Prescriptive Analytics
Once you’ve aggregated enough quality data, you can start to take advantage of prescriptive analytics. Prescriptive analytics identify different strategies to mitigate supply chain risks or eliminate inefficiencies. A solid baseline of historical data opens the door for organizations to reduce costs and improve efficiency even more by making informed improvements and optimizations to processes and operations.
With cleansed and normalized historical transportation data, you can take a broader look at your supply chain. This ultimately provides you the ability to identify trends, investigate points of weakness, and uncover the root cause of issues and pain points in your supply chain.
Magna International, a $40B global automotive manufacturer, which has produced more than 3.5 million vehicles including 29 different models for brands like BMW and Jaguar, analyzed their data to identify cost-saving improvements in their processes. By investigating historical data available through project44, they found that shipments were late two percent of the time and early 50 percent of the time, and both scenarios were causing missed dock appointments and impairing their JIS (just in sequence) manufacturing process. Having access to this information allowed them improve processes to ensure an additional 40 percent of their shipments arrived in the 30-minute appointment window, reducing dwell time and fines.

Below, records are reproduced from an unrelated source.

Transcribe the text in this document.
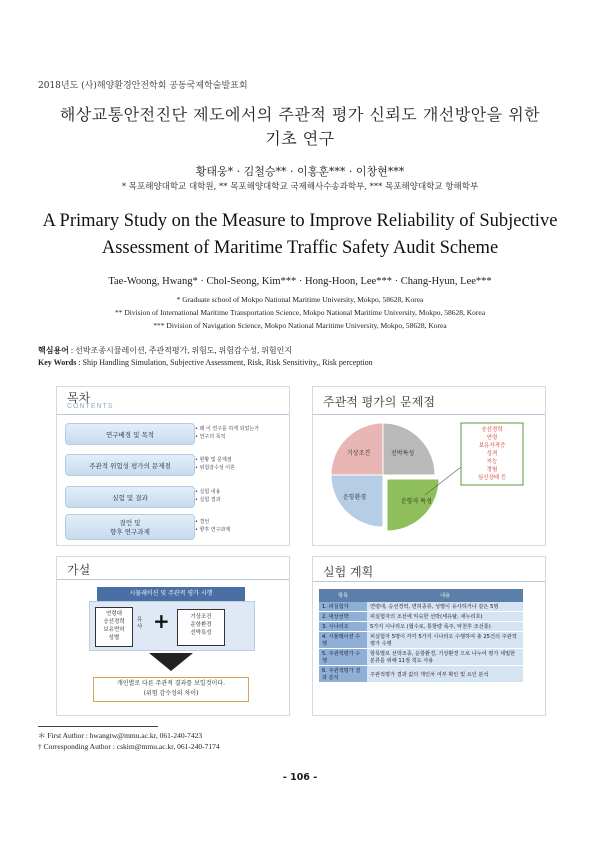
2018년도 (사)해양환경안전학회 공동국제학술발표회
해상교통안전진단 제도에서의 주관적 평가 신뢰도 개선방안을 위한
기초 연구
황태웅* · 김철승** · 이홍훈*** · 이창현***
* 목포해양대학교 대학원, ** 목포해양대학교 국제해사수송과학부, *** 목포해양대학교 항해학부
A Primary Study on the Measure to Improve Reliability of Subjective
Assessment of Maritime Traffic Safety Audit Scheme
Tae-Woong, Hwang* · Chol-Seong, Kim*** · Hong-Hoon, Lee*** · Chang-Hyun, Lee***
* Graduate school of Mokpo National Maritime University, Mokpo, 58628, Korea
** Division of International Maritime Transportation Science, Mokpo National Maritime University, Mokpo, 58628, Korea
*** Division of Navigation Science, Mokpo National Maritime University, Mokpo, 58628, Korea
핵심용어 : 선박조종시뮬레이션, 주관적평가, 위험도, 위험감수성, 위험인지
Key Words : Ship Handling Simulation, Subjective Assessment, Risk, Risk Sensitivity,, Risk perception
목차
CONTENTS
연구배경 및 목적
• 왜 이 연구를 하게 되었는가
• 연구의 목적
주관적 위험성 평가의 문제점
• 현황 및 문제점
• 위험감수성 이론
실험 및 결과
• 실험 내용
• 실험 결과
결언 및
향후 연구과제
• 결언
• 향후 연구과제
주관적 평가의 문제점
기상조건	선박특성
운항환경
운항자 특성
승선경력
연령
보유자격증
성격
지능
경험
심신상태 등
가설
시뮬레이션 및 주관적 평가 시행
연령대
승선경력
보유면허
성별
유사 +	기상조건
운항환경
선박특성
개인별로 다른 주관적 결과를 보일것이다.
(위험 감수성의 차이)
실험 계획
항목	내용
1. 피실험자	연령대, 승선경력, 면허종류, 성별이 유사하거나 같은 5명
2. 대상선박	피실험자의 조선에 익숙한 선박(세유탈, 새누리호)
3. 시나리오	5가지 시나리오 (협수로, 통항량 폭주, 악천후 조선통)
4. 시뮬레이션 수행	피실험자 5명이 각각 5가지 시나리오 수행하여 총 25건의 주관적 평가 수행
5. 주관적평가 수행	항목별로 선박조종, 운항환경, 기상환경 으로 나누어 평가 세밀한 분류를 위해 11점 척도 사용
6. 주관적평가 결과 분석	주관적평가 결과 값의 개인차 여부 확인 및 요인 분석
＊ First Author : hwangtw@mmu.ac.kr, 061-240-7423
† Corresponding Author : cskim@mmu.ac.kr, 061-240-7174
- 106 -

By breaking down data by carrier, you can find ways to improve certain partnerships, or find successful siloed practices and apply them with all of your carriers. Exploring trends in lane performance allows you to determine the most efficient routes. Prescriptive analytics can help organizations increase efficiency and reduce costs throughout the transportation process.
It All Starts with High-Fidelity Data
Analytics will become integral to running an efficient and competitive supply chain—if it’s not already. To leverage predictive or prescriptive analytics, and obtain accurate and actionable insights, visibility is not optional. Moreover, quality real-time data is vital. A comprehensive visibility solution with a large network and a cleansed, normalized and enriched data management platform will allow you to garner the insights needed to take action. Your results will only be as good as the data that’s analyzed. Without accurate data that’s updated in real time, you won’t be able to make effective decisions.